Here are the posters of each elective followed by notes/reflections by the students.
Ruchi Dixit writes
“The drama games and improvisation elective made us look beyond words as the only way of expressing ourselves. It was about understanding human behavior and overcoming our weaknesses. This elective helped us gain confidence and come out of our comfort zone. Each day started with warm-up games which were about focusing, being patient, understanding and then reacting. Among many games, the most fun was, improvising an advertisement. Later, we ended by presenting a drama which had the idea of Gibberish, which as we understood means that language is not the only aspect, but rather it is about how you can connect with a person through actions and emotions. In this drama we mimicked our faculty and presented it to the whole school, we called it ‘Everyday at SEA’. The drama presented what a typical day at SEA is like and the relationship and bond that we have with our teachers.”
Photographs from the elective held in the stilt area and the final performance where each student is standing next to the faculty member they mimicked.
Nikeita Saraf writes
“The elective started off with bouncing our ideas about dance and what makes us dance. Our notions about what the module would be were broken during the first exercise itself, wherein we traced a space around ourselves and moved and progressed within that space by ‘listening to our body’. Through various exercises and discussions, we discovered the difference between dancing and being in dance. We recognized the body as merely an identity in space which could be recognized in terms of its color, gender, geography, and movements. These movements of an identity were then explored as entities that can alter the dynamics of a space by projecting, cutting, expanding and closing it.
The elective was an understanding of self, discovering individualistic and personal body dialogues that one poses with respect to another.”
Photographs from the elective where Sanjukta guided the students on a journey and as students put it, it was like a week of ‘therapy’, and the final performance they presented to the school.
Nikunj Dedhia writes
“The Weaving Furniture workshop focused on the practice of upcycling of waste material and using it to its best application. It also involved a visit to Anu Tandon’s workplace where we got exposed to the various methods of weaving and opened up to how an everyday object can be imagined through weaving.
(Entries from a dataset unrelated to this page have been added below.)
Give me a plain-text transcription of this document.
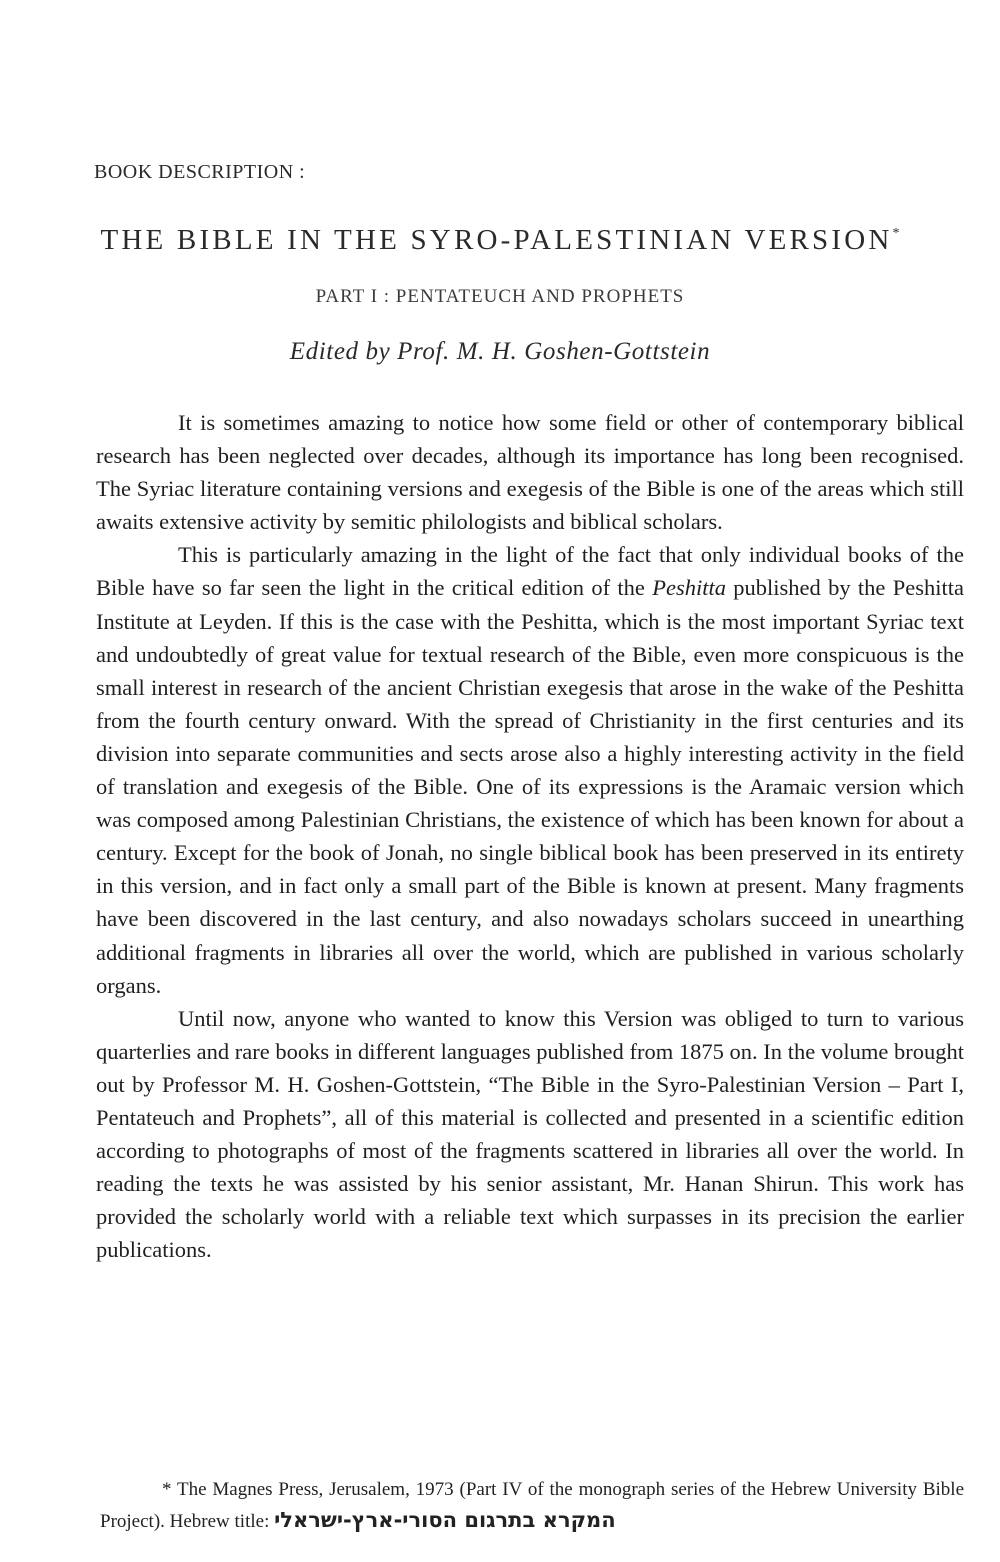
BOOK DESCRIPTION :
THE BIBLE IN THE SYRO-PALESTINIAN VERSION*
PART I : PENTATEUCH AND PROPHETS
Edited by Prof. M. H. Goshen-Gottstein

It is sometimes amazing to notice how some field or other of contemporary biblical research has been neglected over decades, although its importance has long been recognised. The Syriac literature containing versions and exegesis of the Bible is one of the areas which still awaits extensive activity by semitic philologists and biblical scholars.

This is particularly amazing in the light of the fact that only individual books of the Bible have so far seen the light in the critical edition of the Peshitta published by the Peshitta Institute at Leyden. If this is the case with the Peshitta, which is the most important Syriac text and undoubtedly of great value for textual research of the Bible, even more conspicuous is the small interest in research of the ancient Christian exegesis that arose in the wake of the Peshitta from the fourth century onward. With the spread of Christianity in the first centuries and its division into separate communities and sects arose also a highly interesting activity in the field of translation and exegesis of the Bible. One of its expressions is the Aramaic version which was composed among Palestinian Christians, the existence of which has been known for about a century. Except for the book of Jonah, no single biblical book has been preserved in its entirety in this version, and in fact only a small part of the Bible is known at present. Many fragments have been discovered in the last century, and also nowadays scholars succeed in unearthing additional fragments in libraries all over the world, which are published in various scholarly organs.

Until now, anyone who wanted to know this Version was obliged to turn to various quarterlies and rare books in different languages published from 1875 on. In the volume brought out by Professor M. H. Goshen-Gottstein, “The Bible in the Syro-Palestinian Version – Part I, Pentateuch and Prophets”, all of this material is collected and presented in a scientific edition according to photographs of most of the fragments scattered in libraries all over the world. In reading the texts he was assisted by his senior assistant, Mr. Hanan Shirun. This work has provided the scholarly world with a reliable text which surpasses in its precision the earlier publications.

* The Magnes Press, Jerusalem, 1973 (Part IV of the monograph series of the Hebrew University Bible Project). Hebrew title: המקרא בתרגום הסורי-ארץ-ישראלי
The materials used to make the furniture pieces at school were primarily scrap from the kabadiwalas and also industrial waste that we sourced ourselves.”
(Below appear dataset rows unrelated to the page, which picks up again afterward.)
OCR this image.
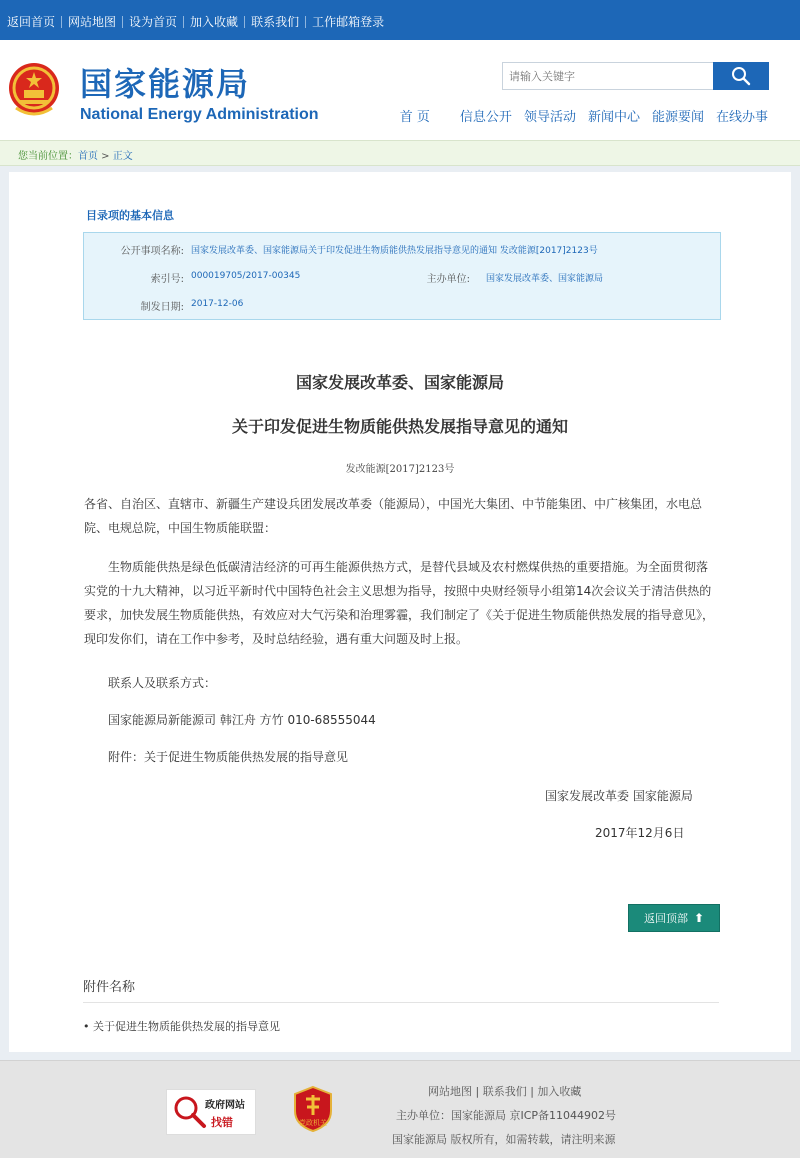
返回首页 网站地图 设为首页 加入收藏 联系我们 工作邮箱登录
国家能源局
National Energy Administration
请输入关键字	首 页 信息公开 领导活动 新闻中心 能源要闻 在线办事
您当前位置：首页 > 正文
目录项的基本信息
公开事项名称: 国家发展改革委、国家能源局关于印发促进生物质能供热发展指导意见的通知 发改能源[2017]2123号
索引号: 000019705/2017-00345	主办单位: 国家发展改革委、国家能源局
制发日期: 2017-12-06
国家发展改革委、国家能源局
关于印发促进生物质能供热发展指导意见的通知
发改能源[2017]2123号
各省、自治区、直辖市、新疆生产建设兵团发展改革委（能源局），中国光大集团、中节能集团、中广核集团，水电总院、电规总院，中国生物质能联盟：
生物质能供热是绿色低碳清洁经济的可再生能源供热方式，是替代县域及农村燃煤供热的重要措施。为全面贯彻落实党的十九大精神，以习近平新时代中国特色社会主义思想为指导，按照中央财经领导小组第14次会议关于清洁供热的要求，加快发展生物质能供热，有效应对大气污染和治理雾霾，我们制定了《关于促进生物质能供热发展的指导意见》，现印发你们，请在工作中参考，及时总结经验，遇有重大问题及时上报。
联系人及联系方式：
国家能源局新能源司 韩江舟 方竹 010-68555044
附件：关于促进生物质能供热发展的指导意见
国家发展改革委 国家能源局
2017年12月6日
返回顶部 ⬆
附件名称
• 关于促进生物质能供热发展的指导意见
政府网站
找错	党政机关
网站地图 | 联系我们 | 加入收藏
主办单位：国家能源局 京ICP备11044902号
国家能源局 版权所有，如需转载，请注明来源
Photographs of the initial explorations of two knots on a frame and the different products the students made, including a lamp, seats with tires, a chair and a storage unit for the library.
Ashwin Gupta writes
“The Virtual Reality elective involved, experiencing architectural projects to their full scale by exploring and creating landscapes and built forms digitally, and further adding elements for a more realistic experience. This was done by introducing spatial sounds in some, and a virtual user- interactive experience by merging the projects with simple shooting games, all done in a real-time game rendering software, Unreal Engine. Followed by an experience on an Oculus Virtual Reality headset, with pre-defined teleportation to the target viewpoints, to establish the chronology of circulation through the spaces.”
Photographs of students experiencing their own designs on Virtual Reality.